Esta novela de ambiente inglés y aristocrático recrea el periodo de las Guerras Napoléonicas, al comienzo del siglo XIX, como podría haber sido de haber existido magia en el mundo y la Historia que conocemos. Dos magos rivales –Norrell y Strange– dividen a su país luego de su intervención en diversos asuntos, incluyendo batallas navales y en tierra, y su enfrentamiento los encamina a una catástrofe a medida que se ponen a experimentar con fuerzas que no comprenden del todo. Los personajes están descritos con gran minuciosidad, y en su versión original Clarke reproduce, también, giros y términos del idioma inglés de ese tiempo.
El brujo del cuervo de Ngugi wa Thiong’o (2006).
Ngugi, autor nacido en Kenya, candidato constante al Premio Nobel, se inventa un país entero: la nación africana de Aburiria, profundamente corrompida por el régimen de un dictador. Violento, perverso, y sobre todo mentiroso, el soberano extraña el pasado colonial (en el que podía hacer realmente cualquier cosa, apoyado por sus amigos occidentales) tiene por sus peores enemigos a una activista y su esposo, un curandero falso que, pese a ello, es un estupendo sanador. Su enfrentamiento se cuenta como una narración oral y está lleno de episodios rarísimos, justamente como los que hay en tantos relatos antiguos de África.
* * *
Hechas estas recomendaciones hay que decir lo siguiente:
Por supuesto, hay muchos libros más que pueden invitar a la lectura atenta y laboriosa que éstos proponen.
Por supuesto, descontaminarse del mundo puede ser muy necesario, pero nunca es suficiente. También hay que volver a él y actuar. Poquísimas personas lo intentan y es de las grandes necesidades del presente.
Hola, Alberto, quisiera felicitarte por tu amplio conocimiento del genero de ficción, en la mayoría de tus respuestas acerca de los cuestionamientos son acertadísimas, sin embargo soy de los que piensa que la CF no es para todos ¿a qué crees que se daba la poca demanda a este genero en el país?
Pensé que valía la pena responder un poco más extensamente y lo hago a continuación.
* * *
Hola y gracias por la felicitación. 🙂
Sobre lo que preguntas, voy a hacer un pequeño rodeo.
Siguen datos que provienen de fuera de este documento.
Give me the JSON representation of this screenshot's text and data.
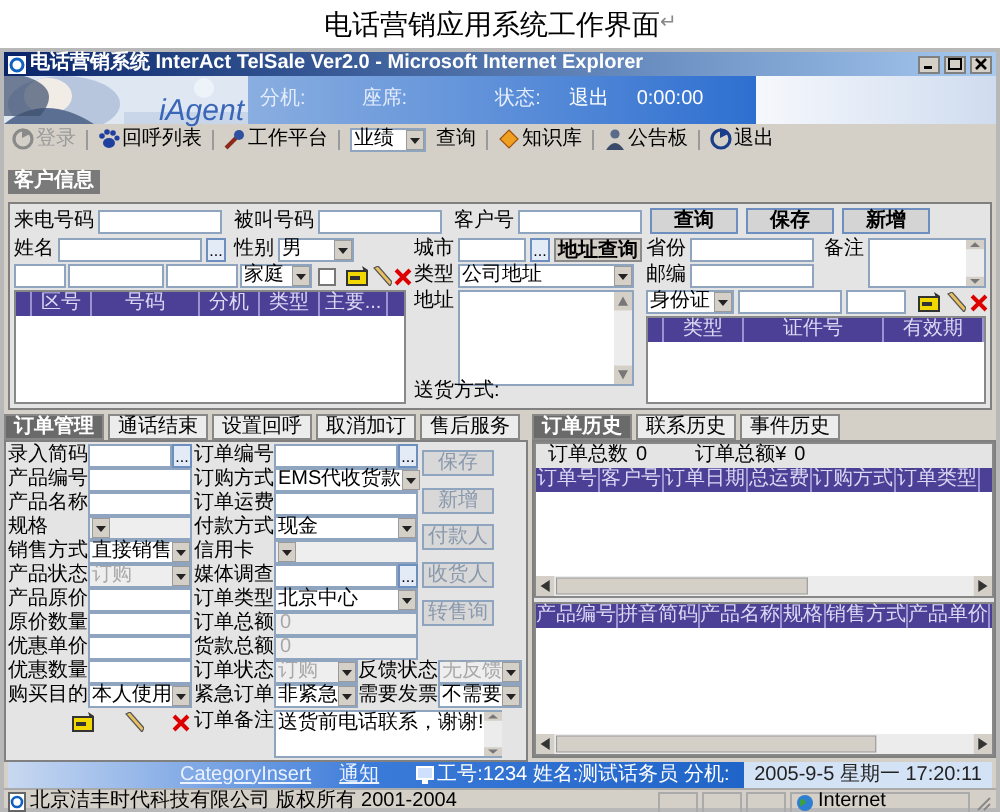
{
  "caption": {
    "text": "电话营销应用系统工作界面",
    "mark": "↵"
  },
  "window": {
    "title": "电话营销系统 InterAct TelSale Ver2.0 - Microsoft Internet Explorer"
  },
  "banner": {
    "logo": "iAgent",
    "extension_label": "分机:",
    "seat_label": "座席:",
    "status_label": "状态:",
    "status_value": "退出",
    "timer": "0:00:00"
  },
  "toolbar": [
    {
      "kind": "button",
      "label": "登录",
      "disabled": true
    },
    {
      "kind": "button",
      "label": "回呼列表",
      "disabled": false
    },
    {
      "kind": "button",
      "label": "工作平台",
      "disabled": false
    },
    {
      "kind": "select",
      "value": "业绩"
    },
    {
      "kind": "button",
      "label": "查询",
      "disabled": false
    },
    {
      "kind": "button",
      "label": "知识库",
      "disabled": false
    },
    {
      "kind": "button",
      "label": "公告板",
      "disabled": false
    },
    {
      "kind": "button",
      "label": "退出",
      "disabled": false
    }
  ],
  "customer": {
    "title": "客户信息",
    "caller_label": "来电号码",
    "called_label": "被叫号码",
    "customer_no_label": "客户号",
    "buttons": [
      "查询",
      "保存",
      "新增"
    ],
    "name_label": "姓名",
    "name_button": "...",
    "gender_label": "性别",
    "gender": "男",
    "phone_type": "家庭",
    "phone_checkbox": {
      "checked": false
    },
    "phone_columns": [
      "区号",
      "号码",
      "分机",
      "类型",
      "主要..."
    ],
    "city_label": "城市",
    "city_button": "...",
    "address_lookup": "地址查询",
    "type_label": "类型",
    "address_type": "公司地址",
    "address_label": "地址",
    "delivery_label": "送货方式:",
    "province_label": "省份",
    "remark_label": "备注",
    "zip_label": "邮编",
    "id_type": "身份证",
    "id_columns": [
      "类型",
      "证件号",
      "有效期"
    ]
  },
  "order": {
    "tabs": [
      {
        "label": "订单管理",
        "selected": true
      },
      {
        "label": "通话结束",
        "selected": false
      },
      {
        "label": "设置回呼",
        "selected": false
      },
      {
        "label": "取消加订",
        "selected": false
      },
      {
        "label": "售后服务",
        "selected": false
      }
    ],
    "fields": [
      {
        "label": "录入简码",
        "kind": "lookup",
        "button": "...",
        "disabled": false
      },
      {
        "label": "产品编号",
        "kind": "text",
        "disabled": false
      },
      {
        "label": "产品名称",
        "kind": "text",
        "disabled": false
      },
      {
        "label": "规格",
        "kind": "select",
        "disabled": true
      },
      {
        "label": "销售方式",
        "kind": "select",
        "value": "直接销售",
        "disabled": false
      },
      {
        "label": "产品状态",
        "kind": "select",
        "value": "订购",
        "disabled": true
      },
      {
        "label": "产品原价",
        "kind": "text",
        "disabled": false
      },
      {
        "label": "原价数量",
        "kind": "text",
        "disabled": false
      },
      {
        "label": "优惠单价",
        "kind": "text",
        "disabled": false
      },
      {
        "label": "优惠数量",
        "kind": "text",
        "disabled": false
      },
      {
        "label": "购买目的",
        "kind": "select",
        "value": "本人使用",
        "disabled": false
      }
    ],
    "details": [
      {
        "label": "订单编号",
        "kind": "lookup",
        "button": "...",
        "disabled": false
      },
      {
        "label": "订购方式",
        "kind": "select",
        "value": "EMS代收货款",
        "disabled": false
      },
      {
        "label": "订单运费",
        "kind": "text",
        "disabled": false
      },
      {
        "label": "付款方式",
        "kind": "select",
        "value": "现金",
        "disabled": false
      },
      {
        "label": "信用卡",
        "kind": "select",
        "disabled": true
      },
      {
        "label": "媒体调查",
        "kind": "lookup",
        "button": "...",
        "disabled": false
      },
      {
        "label": "订单类型",
        "kind": "select",
        "value": "北京中心",
        "disabled": false
      },
      {
        "label": "订单总额",
        "kind": "text",
        "value": "0",
        "disabled": true
      },
      {
        "label": "货款总额",
        "kind": "text",
        "value": "0",
        "disabled": true
      }
    ],
    "status_rows": [
      {
        "label": "订单状态",
        "value": "订购",
        "disabled": true,
        "second_label": "反馈状态",
        "second_value": "无反馈",
        "second_disabled": true
      },
      {
        "label": "紧急订单",
        "value": "非紧急",
        "disabled": false,
        "second_label": "需要发票",
        "second_value": "不需要",
        "second_disabled": false
      }
    ],
    "note": {
      "label": "订单备注",
      "value": "送货前电话联系，谢谢!"
    },
    "buttons": [
      {
        "label": "保存",
        "disabled": true
      },
      {
        "label": "新增",
        "disabled": true
      },
      {
        "label": "付款人",
        "disabled": true
      },
      {
        "label": "收货人",
        "disabled": true
      },
      {
        "label": "转售询",
        "disabled": true
      }
    ]
  },
  "history": {
    "tabs": [
      {
        "label": "订单历史",
        "selected": true
      },
      {
        "label": "联系历史",
        "selected": false
      },
      {
        "label": "事件历史",
        "selected": false
      }
    ],
    "count_label": "订单总数",
    "count": "0",
    "total_label": "订单总额¥",
    "total": "0",
    "order_columns": [
      "订单号",
      "客户号",
      "订单日期",
      "总运费",
      "订购方式",
      "订单类型"
    ],
    "product_columns": [
      "产品编号",
      "拼音简码",
      "产品名称",
      "规格",
      "销售方式",
      "产品单价"
    ]
  },
  "status": {
    "links": [
      "CategoryInsert",
      "通知"
    ],
    "agent": "工号:1234 姓名:测试话务员 分机:",
    "datetime": "2005-9-5 星期一 17:20:11"
  },
  "ie_status": {
    "text": "北京洁丰时代科技有限公司 版权所有 2001-2004",
    "zone": "Internet"
  }
}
Tengo que empezar diciendo que «género» es una palabra que no me gusta mucho utilizar porque se usa de modo muy impreciso y lleva a muchas confusiones, y desde hace tiempo ocurre lo mismo con «ficción».
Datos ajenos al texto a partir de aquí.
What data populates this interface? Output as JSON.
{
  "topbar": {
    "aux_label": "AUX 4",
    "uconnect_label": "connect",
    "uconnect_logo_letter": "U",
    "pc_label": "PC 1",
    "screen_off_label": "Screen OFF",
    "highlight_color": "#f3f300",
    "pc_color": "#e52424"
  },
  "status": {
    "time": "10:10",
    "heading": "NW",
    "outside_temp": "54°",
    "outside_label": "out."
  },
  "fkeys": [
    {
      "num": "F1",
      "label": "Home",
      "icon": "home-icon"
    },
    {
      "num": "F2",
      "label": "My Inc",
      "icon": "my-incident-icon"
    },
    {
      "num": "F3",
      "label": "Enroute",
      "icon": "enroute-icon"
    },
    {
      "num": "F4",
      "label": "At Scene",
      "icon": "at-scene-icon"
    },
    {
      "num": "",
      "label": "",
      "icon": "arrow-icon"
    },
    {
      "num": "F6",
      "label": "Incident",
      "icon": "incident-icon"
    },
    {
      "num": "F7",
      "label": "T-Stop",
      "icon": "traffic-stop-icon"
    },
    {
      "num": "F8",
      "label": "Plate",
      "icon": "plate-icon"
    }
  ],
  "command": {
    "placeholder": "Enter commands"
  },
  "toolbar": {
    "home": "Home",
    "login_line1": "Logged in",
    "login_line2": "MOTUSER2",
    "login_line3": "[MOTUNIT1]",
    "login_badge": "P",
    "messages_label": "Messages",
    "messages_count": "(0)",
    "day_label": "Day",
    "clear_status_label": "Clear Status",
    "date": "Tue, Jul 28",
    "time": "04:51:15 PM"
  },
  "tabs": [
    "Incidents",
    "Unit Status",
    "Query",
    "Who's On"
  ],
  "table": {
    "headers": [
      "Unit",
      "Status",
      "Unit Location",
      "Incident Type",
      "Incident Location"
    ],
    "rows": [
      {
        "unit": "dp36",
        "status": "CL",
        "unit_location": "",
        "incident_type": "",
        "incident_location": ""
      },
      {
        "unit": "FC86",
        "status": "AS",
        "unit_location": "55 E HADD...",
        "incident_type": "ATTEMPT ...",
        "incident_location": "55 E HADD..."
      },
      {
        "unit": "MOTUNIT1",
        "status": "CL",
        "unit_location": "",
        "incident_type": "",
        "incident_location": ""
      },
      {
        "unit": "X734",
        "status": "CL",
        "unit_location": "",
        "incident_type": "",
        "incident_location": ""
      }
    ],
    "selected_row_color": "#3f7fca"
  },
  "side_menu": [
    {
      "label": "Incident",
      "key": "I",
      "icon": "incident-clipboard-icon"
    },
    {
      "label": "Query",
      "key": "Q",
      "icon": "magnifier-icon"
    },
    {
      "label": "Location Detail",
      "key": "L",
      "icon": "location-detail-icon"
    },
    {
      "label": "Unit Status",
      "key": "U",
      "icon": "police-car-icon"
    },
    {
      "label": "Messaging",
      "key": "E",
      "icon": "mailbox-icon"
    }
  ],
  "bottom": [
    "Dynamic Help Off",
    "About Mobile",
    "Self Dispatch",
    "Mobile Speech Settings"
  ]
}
Entiendo que cuando dices ficción te refieres a la ciencia ficción, o incluso de modo más general a la narrativa de imaginación fantástica, y en cambio yo –basándome en cierto número de autores– entiendo la ficción como narrativa, a secas: cualquier texto que proponga personajes y sucesos inventados en un mundo narrado, fingido, sin importar que ese mundo narrado se parezca o no al mundo de nuestra vida ordinaria. Esto me parece más acertado porque, de hecho, ningún mundo narrado es «real» en el sentido en el que lo es una mesa, un árbol, tu cuerpo, el aparato en el que lees estas palabras: los mundos narrados son, solamente, efectos en nuestra conciencia, imágenes que nos figuramos, de forma estrictamente subjetiva, a partir de lo que vamos leyendo: de lo que nos «dice» el texto de la narración. Una novela no es un mundo: es una secuencias de signos consignada en algún sustrato, un papel o una memoria digital o cualquier otro, que leemos para hacernos la ilusión de que observamos un mundo.
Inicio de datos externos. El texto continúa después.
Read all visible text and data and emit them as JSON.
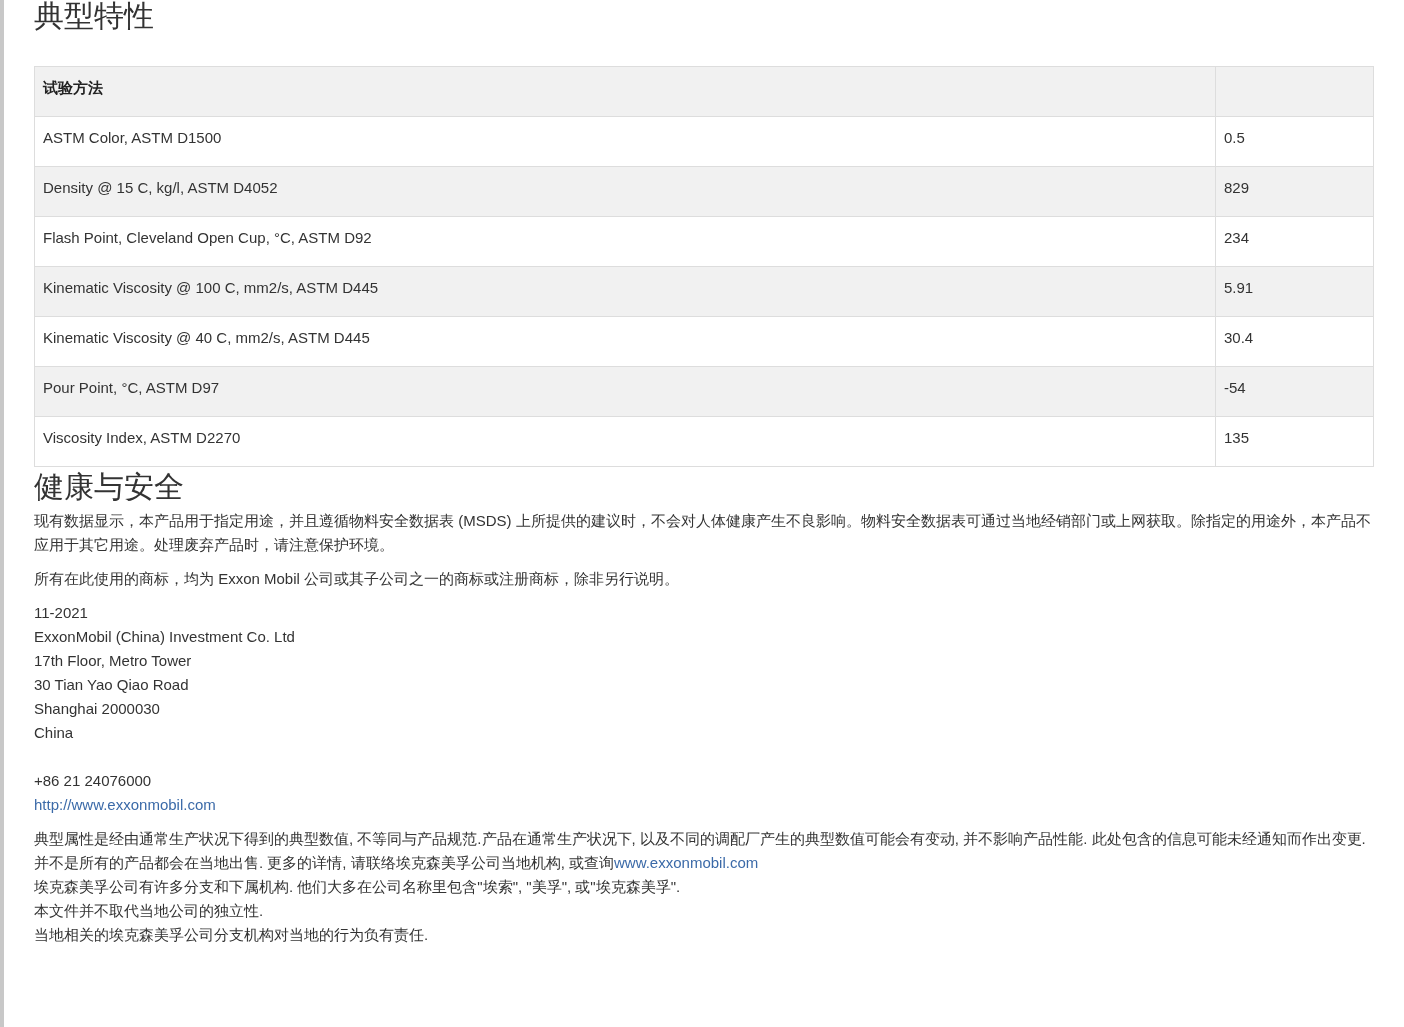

A veces nos confundimos. Algunos mundos narrados se parecen más a lo que entendemos como la vida real, y llegamos a decir nos parecen «más reales» aunque no lo sean: aunque todos sean experiencias interiores impulsadas por los textos, igual de intangibles para los sentidos. Cuando eso pasa confundimos las cosas con las palabras que les dan nombre: las representaciones con aquello que representan.
Digo todo esto porque la respuesta a tu pregunta tiene que ver con ese error.
* * *
Por una parte, en realidad no creo que haya poca «demanda» de las historias con elementos de los que suelen etiquetarse como «de ciencia ficción». Por ejemplo, ve cuántas personas en el mundo han elogiado, en las últimas semanas, la serie de televisión Stranger Things, que utiliza muchísimos y lo hace, además, en combinaciones tomadas de libros, películas y series de televisión de al menos los últimos treinta años. Ve cuántas personas juegan videojuegos, ven películas, leen cómics con historias semejantes. Sucede lo mismo entre las personas que leen libros, aunque éstas representen un porcentaje más pequeño de la población del que representan en otros países.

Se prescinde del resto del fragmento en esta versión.